Shiga toxin-producing Escherichia coli (STEC) in food safety: A review of pathogenicity and antibiotic resistance genes
Subject Areas : Industrial Food Microbiology
elyas shahrivar
1
,
Ebrahim Rahimi
2
*
,
Faham Khamesipour
3
1 -
2 - Department of Food Hygiene, Shahrekord Branch, Islamic Azad University, Shahrekord, Iran
3 - Department of Food Hygiene, Faculty of Veterinary Medicine, Shahrekord Branch. Islamic Azad University, Shahrekord, Iran
Keywords: STEC, Shiga toxin, pathogenicity genes, antibiotic resistance, food safety, EHEC,
Abstract :
Shiga toxin-producing *Escherichia coli* (STEC) is a significant foodborne pathogen associated with severe illnesses, including hemolytic uremic syndrome.
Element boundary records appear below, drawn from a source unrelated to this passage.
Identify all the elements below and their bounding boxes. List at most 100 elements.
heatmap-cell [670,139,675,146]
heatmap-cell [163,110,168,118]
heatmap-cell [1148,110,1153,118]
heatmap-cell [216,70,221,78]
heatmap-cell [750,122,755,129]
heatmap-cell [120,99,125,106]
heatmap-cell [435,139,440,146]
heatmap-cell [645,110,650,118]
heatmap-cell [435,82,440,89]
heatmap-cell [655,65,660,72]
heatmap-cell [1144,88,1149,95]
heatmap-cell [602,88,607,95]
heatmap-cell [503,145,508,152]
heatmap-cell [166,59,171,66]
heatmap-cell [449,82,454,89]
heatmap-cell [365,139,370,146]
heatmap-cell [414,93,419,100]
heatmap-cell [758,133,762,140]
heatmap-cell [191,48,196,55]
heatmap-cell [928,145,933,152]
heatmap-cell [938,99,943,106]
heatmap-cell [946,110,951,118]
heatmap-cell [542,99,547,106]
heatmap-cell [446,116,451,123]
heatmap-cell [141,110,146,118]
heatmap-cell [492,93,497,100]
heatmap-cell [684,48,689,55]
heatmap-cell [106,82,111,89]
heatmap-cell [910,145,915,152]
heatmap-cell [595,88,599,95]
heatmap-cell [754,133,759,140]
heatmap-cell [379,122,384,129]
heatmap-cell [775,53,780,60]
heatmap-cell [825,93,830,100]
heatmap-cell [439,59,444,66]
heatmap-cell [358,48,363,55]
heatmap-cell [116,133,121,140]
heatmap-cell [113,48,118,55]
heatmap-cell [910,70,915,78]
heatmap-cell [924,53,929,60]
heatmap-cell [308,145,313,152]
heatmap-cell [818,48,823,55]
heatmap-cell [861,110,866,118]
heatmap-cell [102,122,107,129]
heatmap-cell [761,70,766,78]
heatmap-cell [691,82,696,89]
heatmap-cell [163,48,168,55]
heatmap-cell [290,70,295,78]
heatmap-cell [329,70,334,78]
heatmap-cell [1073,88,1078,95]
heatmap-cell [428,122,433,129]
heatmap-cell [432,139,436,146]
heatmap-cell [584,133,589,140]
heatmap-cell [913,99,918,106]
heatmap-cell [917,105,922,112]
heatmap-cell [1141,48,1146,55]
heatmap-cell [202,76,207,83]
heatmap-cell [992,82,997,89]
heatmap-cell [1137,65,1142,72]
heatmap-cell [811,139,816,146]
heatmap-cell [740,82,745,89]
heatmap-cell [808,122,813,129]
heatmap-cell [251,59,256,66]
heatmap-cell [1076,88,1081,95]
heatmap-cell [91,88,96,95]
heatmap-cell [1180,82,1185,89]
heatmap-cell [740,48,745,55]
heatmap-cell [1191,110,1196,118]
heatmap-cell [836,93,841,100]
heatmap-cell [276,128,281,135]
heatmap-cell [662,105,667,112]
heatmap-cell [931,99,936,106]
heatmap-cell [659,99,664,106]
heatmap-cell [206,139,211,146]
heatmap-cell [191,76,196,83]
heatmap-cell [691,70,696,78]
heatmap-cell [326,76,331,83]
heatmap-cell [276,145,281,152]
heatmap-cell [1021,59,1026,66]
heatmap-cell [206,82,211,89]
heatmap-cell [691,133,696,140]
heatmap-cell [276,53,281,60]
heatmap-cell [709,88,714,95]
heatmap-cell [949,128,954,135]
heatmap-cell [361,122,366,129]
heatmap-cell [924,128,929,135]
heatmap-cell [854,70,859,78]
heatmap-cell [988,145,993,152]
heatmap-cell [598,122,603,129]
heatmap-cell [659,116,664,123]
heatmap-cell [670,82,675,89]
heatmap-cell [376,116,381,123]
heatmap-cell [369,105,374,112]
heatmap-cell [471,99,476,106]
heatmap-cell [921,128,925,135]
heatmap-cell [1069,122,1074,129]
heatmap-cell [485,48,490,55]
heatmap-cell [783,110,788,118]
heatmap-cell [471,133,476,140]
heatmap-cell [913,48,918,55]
This review examines the prevalence, virulence genes, antibiotic resistance patterns, and food safety implications of STEC in various food sources. STEC prevalence varies widely, from 0.5% in lettuce to 52% in beef. Traditional products like fruit juice and ice cream also show higher contamination rates. Key virulence genes identified include *stx1* (up to 90.5%) and *eae* (up to 59.6%), particularly in EHEC strains, which are frequently detected. High resistance to antibiotics such as ampicillin (up to 91.7%), tetracycline (up to 91.7%), and trimethoprim-sulfamethoxazole (up to 83.3%) is common, driven by genes like *aadA1*, *tetA*, and *blaTEM*. Food safety challenges stem from inadequate hygiene, inconsistent regulations, and multidrug-resistant (MDR) strains. Recommendations include implementing Hazard Analysis and Critical Control Points (HACCP) systems, enhancing antibiotic stewardship, and utilizing advanced detection methods like whole-genome sequencing (WGS). This review underscores the global public health threat posed by STEC and the need for integrated food safety strategies.